The museum this time around was bigger than before, the best one yet overall. There were a number of classic computers and handhelds that I don't recall seeing in the past. The photos here are things I don't think I captured in previous visits, there was a lot more than what is pictured below.

Odyssey 2

If I recall Odyssey history correctly (and that's a big if), this is the original Odyssey2 model, the G7000...


...and this is the later Videopac design. That must be the largest power button of any game console.


The Microvision was the first cartridge-based handheld game.
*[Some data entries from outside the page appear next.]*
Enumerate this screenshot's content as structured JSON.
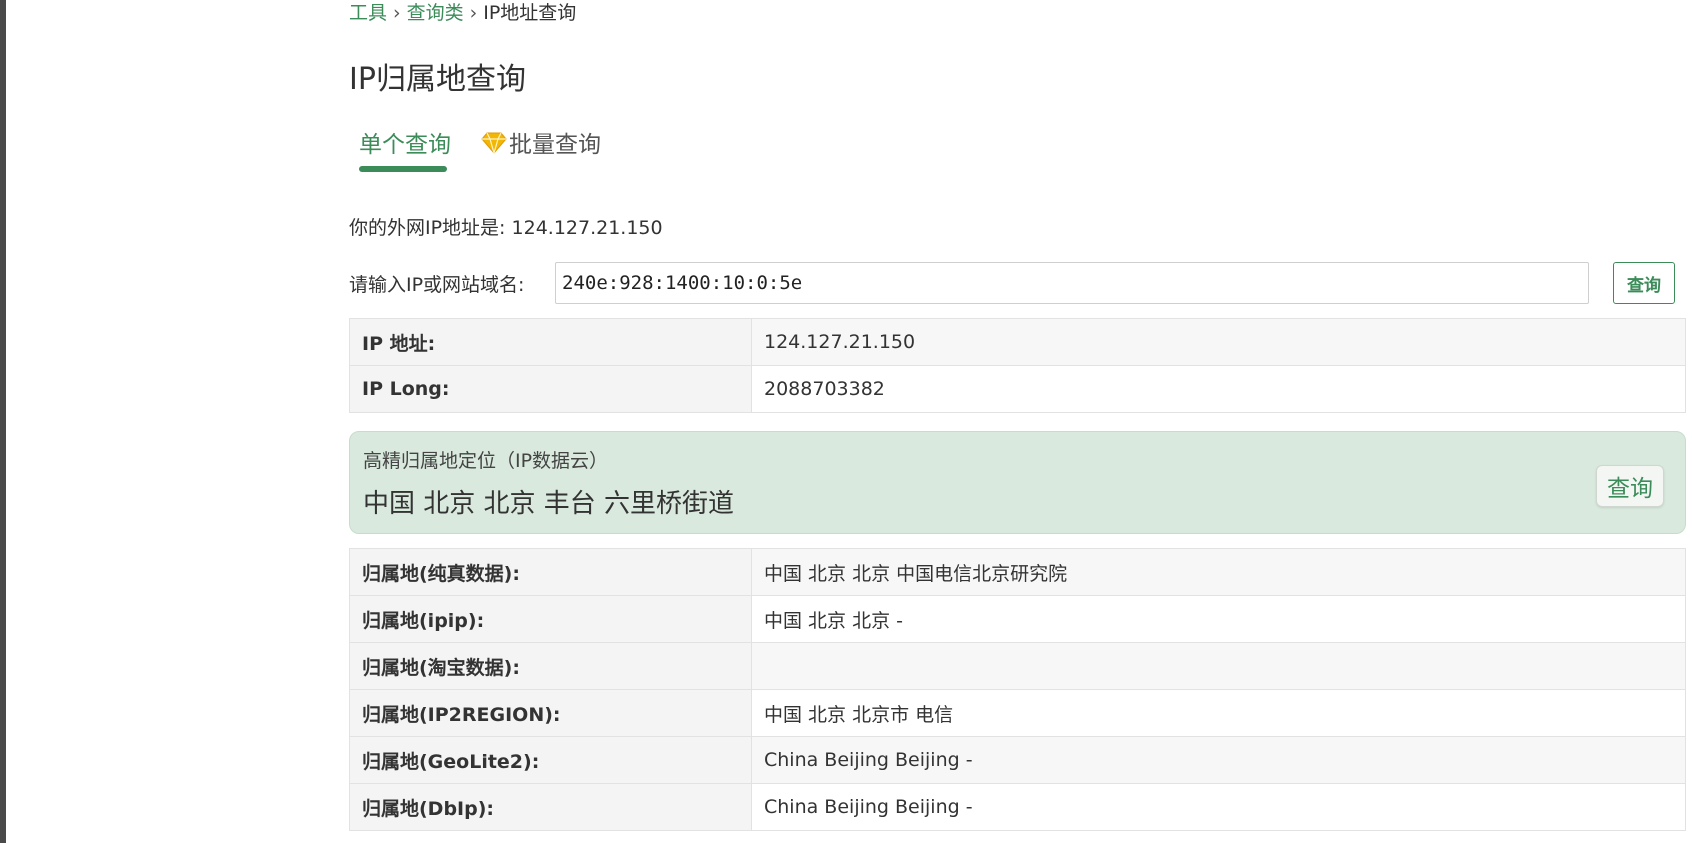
{
  "breadcrumb": {
    "items": [
      "工具",
      "查询类"
    ],
    "separator": "›",
    "current": "IP地址查询"
  },
  "page": {
    "title": "IP归属地查询"
  },
  "tabs": [
    {
      "label": "单个查询",
      "active": true
    },
    {
      "label": "批量查询",
      "icon": "diamond-icon",
      "active": false
    }
  ],
  "my_ip": {
    "label": "你的外网IP地址是:",
    "value": "124.127.21.150"
  },
  "query": {
    "label": "请输入IP或网站域名:",
    "value": "240e:928:1400:10:0:5e",
    "button": "查询"
  },
  "basic_info": [
    {
      "key": "IP 地址:",
      "value": "124.127.21.150"
    },
    {
      "key": "IP Long:",
      "value": "2088703382"
    }
  ],
  "precise_location": {
    "title": "高精归属地定位（IP数据云）",
    "result": "中国 北京 北京 丰台 六里桥街道",
    "button": "查询"
  },
  "locations": [
    {
      "key": "归属地(纯真数据):",
      "value": "中国 北京 北京 中国电信北京研究院"
    },
    {
      "key": "归属地(ipip):",
      "value": "中国 北京 北京 -"
    },
    {
      "key": "归属地(淘宝数据):",
      "value": ""
    },
    {
      "key": "归属地(IP2REGION):",
      "value": "中国 北京 北京市 电信"
    },
    {
      "key": "归属地(GeoLite2):",
      "value": "China Beijing Beijing -"
    },
    {
      "key": "归属地(DbIp):",
      "value": "China Beijing Beijing -"
    }
  ],
  "colors": {
    "accent": "#3c8c5a",
    "highlight_bg": "#d9e9de",
    "gem": "#f2b705"
  }
}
I wasn't aware of it until I decided to write that Grif's Tavern piece. It was cool to see one in person because they're not especially common.

Atari Calculators

Yeah, these Atari calculators aren't games but they're still a nice piece of related nostalgia.

Arcadia 2001

Another system I learned about while writing Grif's Tavern was the Arcadia 2001. It was released in 1982 and had a weak library, mostly clones of games already available for other consoles. The hardware itself looks like the bastard child of an Atari 2600 and Intellivision. This console quickly disappeared during the crash of 1983.

Audio Sonic Microprocessor

This little system, the Audio Sonic Microprocessor, was totally new to me. There is precious little information about it online.


The Aquarius computer with 4K expansion brick.

Coleco Adam

I used to own an Adam computer, now I can't remember what happened to it. I probably threw it out on one of several moves.. there's also a good chance I sold it for a few bucks at a computer swap meet.

Intellivision computer - box

The box for this Intellivision computer adapter was pretty abused but the unit itself looked great.

TI Cassette

The cassette drive, an early enabler of software piracy.


This TRS-80 might have had a game running at some point during the day but when I was there is was hung on something.

Atari computers

I have to compliment Atari on the design of their old computers, their style may have been the best of that generation. It couldn't have been the same team that designed the casing for the...

Atari 5200 Pac Man

...Atari 5200, pictured here playing Pac Man. I don't recall seeing a single Atari 5200 system or game for sale this time around. I'll assume that means collectors have snatched most of them up as they were plentiful at prior shows.

Scratch 'n Win

I'm a complete sucker for these McDonald's promo items even though I can't stand the food there. The only time I ever go is if I catch wind of some Nintendo toys being there.

Xbox alpha

Not retro but still cool - an alpha Xbox system.

Playstation debug system

It's also too early to consider the original Playstation to be a classic system, like the last one this was neat to see though. I wonder, how long is it before a system can be labeled "classic"? It hasn't yet been 10 years since the last Playstation game was published. At the same time, someone who had their first Playstation in 1995 at age 10 would already consider it "classic".